Original Traceback (most recent call last):
File "/home/anaconda3/lib/python3.7/site-packages/torch/utils/data/_utils/worker.py", line 178, in _worker_loop
data = fetcher.fetch(index)
File "/home/anaconda3/lib/python3.7/site-packages/torch/utils/data/_utils/fetch.py", line 44, in fetch
data = [self.dataset[idx] for idx in possibly_batched_index]
File "/home/anaconda3/lib/python3.7/site-packages/torch/utils/data/_utils/fetch.py", line 44, in <listcomp>
data = [self.dataset[idx] for idx in possibly_batched_index]
File "/home/anaconda3/lib/python3.7/site-packages/torch/utils/data/dataset.py", line 207, in __getitem__
return self.datasets[dataset_idx][sample_idx]
File "/home/CenterMask/maskrcnn_benchmark/data/datasets/coco.py", line 91, in __getitem__
target = target.clip_to_image(remove_empty=True)
File "/home/CenterMask/maskrcnn_benchmark/structures/bounding_box.py", line 224, in clip_to_image
return self[keep]
File "/home/CenterMask/maskrcnn_benchmark/structures/bounding_box.py", line 209, in __getitem__
bbox.add_field(k, v[item])
File "/home/CenterMask/maskrcnn_benchmark/structures/segmentation_mask.py", line 513, in __getitem__
selected_instances = self.instances.__getitem__(item)
File "/home/CenterMask/maskrcnn_benchmark/structures/segmentation_mask.py", line 422, in __getitem__
selected_polygons.append(self.polygons[i])
IndexError: list index out of range
@youngwanLEE , Do you have any idea why I'm getting this error when I want to train the model from scratch?

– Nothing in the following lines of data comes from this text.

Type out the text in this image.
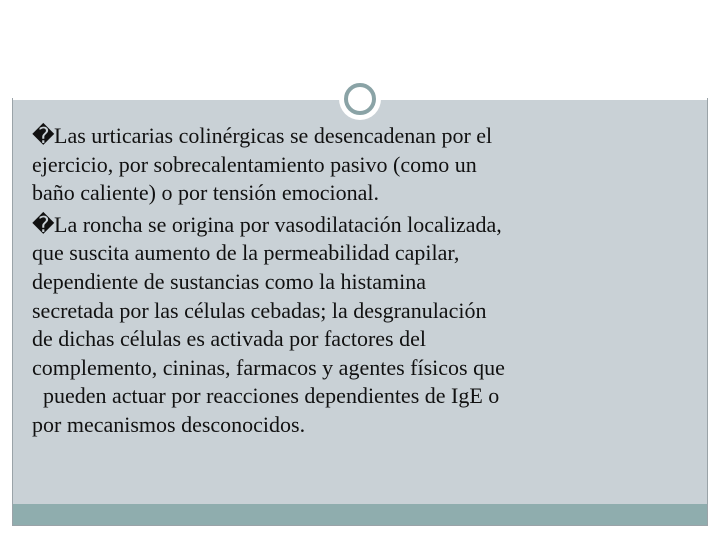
�Las urticarias colinérgicas se desencadenan por el
ejercicio, por sobrecalentamiento pasivo (como un
baño caliente) o por tensión emocional.
�La roncha se origina por vasodilatación localizada,
que suscita aumento de la permeabilidad capilar,
dependiente de sustancias como la histamina
secretada por las células cebadas; la desgranulación
de dichas células es activada por factores del
complemento, cininas, farmacos y agentes físicos que
pueden actuar por reacciones dependientes de IgE o
por mecanismos desconocidos.
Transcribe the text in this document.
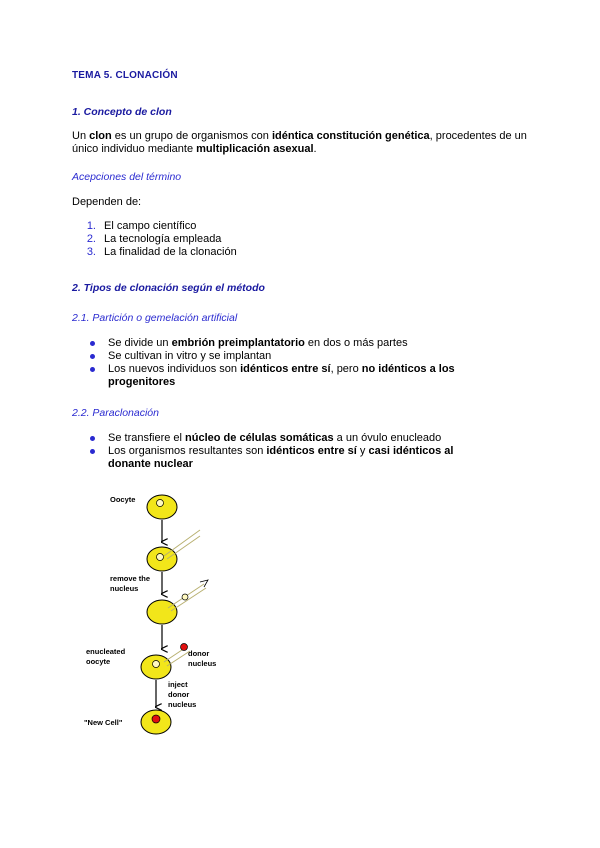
TEMA 5. CLONACIÓN
1. Concepto de clon
Un clon es un grupo de organismos con idéntica constitución genética, procedentes de un único individuo mediante multiplicación asexual.
Acepciones del término
Dependen de:
1. El campo científico
2. La tecnología empleada
3. La finalidad de la clonación
2. Tipos de clonación según el método
2.1. Partición o gemelación artificial
Se divide un embrión preimplantatorio en dos o más partes
Se cultivan in vitro y se implantan
Los nuevos individuos son idénticos entre sí, pero no idénticos a los progenitores
2.2. Paraclonación
Se transfiere el núcleo de células somáticas a un óvulo enucleado
Los organismos resultantes son idénticos entre sí y casi idénticos al donante nuclear
Oocyte
remove the
nucleus
enucleated
oocyte
donor
nucleus
inject
donor
nucleus
"New Cell"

Thanks
@Auth0rM0rgan I remember that I have seen the same error, please check this issue. Anyway, I guess your PyTorch version is not the same as the author suggested. If I'm right, please create a virtual envs to install maskrcnn-benchmark again.
@Auth0rM0rgan after checked your log, I find that your pytorch version is 1.4.0 and torchvision is also the latest. please follow these instructions to set up a new virtual envs. by the way, when executing this line" conda install -c pytorch torchvision=0.2.1 cudatoolkit=9.0
", please ensure one thing that your current Cuda version does not conflict with this Cudatoolkit.